El gesto del ciego de abandonar su manto y su bastón, es un gesto de querer ir a Jesús, la fuerza de llegar a Él. ¿Por qué le “llamó” Jesús y no se va hacía el? La gente le dice: él te llama. Jesús ha llamado a seguirle a varias personas; ahora “llama” a un ciego para que se acerque. Aparentemente no lo llama para seguirle, sino para curarle, pero la curación verdadera será el “seguirle” camino de Jerusalén, con una actitud bien distinta a la de los discípulos que discutían por vez quien era el primero. Al ciego eso no le importa. Por ello, que el relato del ciego Bartimeo sea en el momento de subir a Jerusalén, es muy significativo.

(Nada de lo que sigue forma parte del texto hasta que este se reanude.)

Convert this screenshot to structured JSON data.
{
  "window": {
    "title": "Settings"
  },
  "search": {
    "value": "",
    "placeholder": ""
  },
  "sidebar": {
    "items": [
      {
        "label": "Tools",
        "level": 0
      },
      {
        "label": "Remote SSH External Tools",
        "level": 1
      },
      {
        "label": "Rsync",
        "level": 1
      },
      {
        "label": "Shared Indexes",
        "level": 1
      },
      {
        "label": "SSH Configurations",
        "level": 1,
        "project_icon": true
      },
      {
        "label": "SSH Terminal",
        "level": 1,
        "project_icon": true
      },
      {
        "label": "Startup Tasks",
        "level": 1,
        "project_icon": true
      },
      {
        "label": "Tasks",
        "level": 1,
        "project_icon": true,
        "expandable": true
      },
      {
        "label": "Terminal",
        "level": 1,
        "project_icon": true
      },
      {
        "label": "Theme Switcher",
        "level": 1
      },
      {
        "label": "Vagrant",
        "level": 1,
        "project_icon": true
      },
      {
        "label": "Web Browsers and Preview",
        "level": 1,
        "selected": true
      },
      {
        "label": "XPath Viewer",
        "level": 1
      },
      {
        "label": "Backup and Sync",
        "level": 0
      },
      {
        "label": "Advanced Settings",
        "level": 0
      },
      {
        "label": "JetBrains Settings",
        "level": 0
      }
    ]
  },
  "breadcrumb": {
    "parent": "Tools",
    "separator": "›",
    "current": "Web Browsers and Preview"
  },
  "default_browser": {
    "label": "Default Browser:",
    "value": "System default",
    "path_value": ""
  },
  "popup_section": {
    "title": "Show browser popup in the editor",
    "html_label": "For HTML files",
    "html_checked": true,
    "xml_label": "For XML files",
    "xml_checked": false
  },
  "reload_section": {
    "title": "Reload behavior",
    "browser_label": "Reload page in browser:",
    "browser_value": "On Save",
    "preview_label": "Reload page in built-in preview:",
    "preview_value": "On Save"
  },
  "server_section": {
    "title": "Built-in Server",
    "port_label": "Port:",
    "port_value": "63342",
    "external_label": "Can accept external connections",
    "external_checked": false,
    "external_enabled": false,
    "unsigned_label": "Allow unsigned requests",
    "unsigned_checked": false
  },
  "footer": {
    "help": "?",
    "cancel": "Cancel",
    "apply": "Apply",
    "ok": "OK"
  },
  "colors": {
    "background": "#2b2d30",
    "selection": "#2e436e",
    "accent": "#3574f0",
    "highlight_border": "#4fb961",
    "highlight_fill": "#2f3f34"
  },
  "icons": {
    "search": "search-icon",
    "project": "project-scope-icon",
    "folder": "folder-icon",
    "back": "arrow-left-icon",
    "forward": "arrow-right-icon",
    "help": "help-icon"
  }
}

La persistencia del ciego en llamar a Jesús deja a las claras que lo necesita de verdad y lo quiero seguir de manera autentica, no como muchos de lo que le seguían. Jesús le dice que se acerque, le toca, lo trata con cariño; entonces su ceguera se enciende a un mundo de fe y de esperanza. Tras recuperar la vista, no se queda a un lado, ni se vuelve a Jericó, ni vive su alegría de poder ver solo. El lo tiene muy claro, decide seguir al Señor. Esto es lo importante del relato del Evangelio. La vista recuperada le hace ver un Dios nuevo, capaz de iluminar su corazón y seguir a Jesús hasta donde sea necesario. Vemos, pues, que un relato de milagro no queda solamente en eso, sino que se convierte en una narración que nos introduce en el momento más importante de la vida de Jesús: su pasión y muerte en Jerusalén.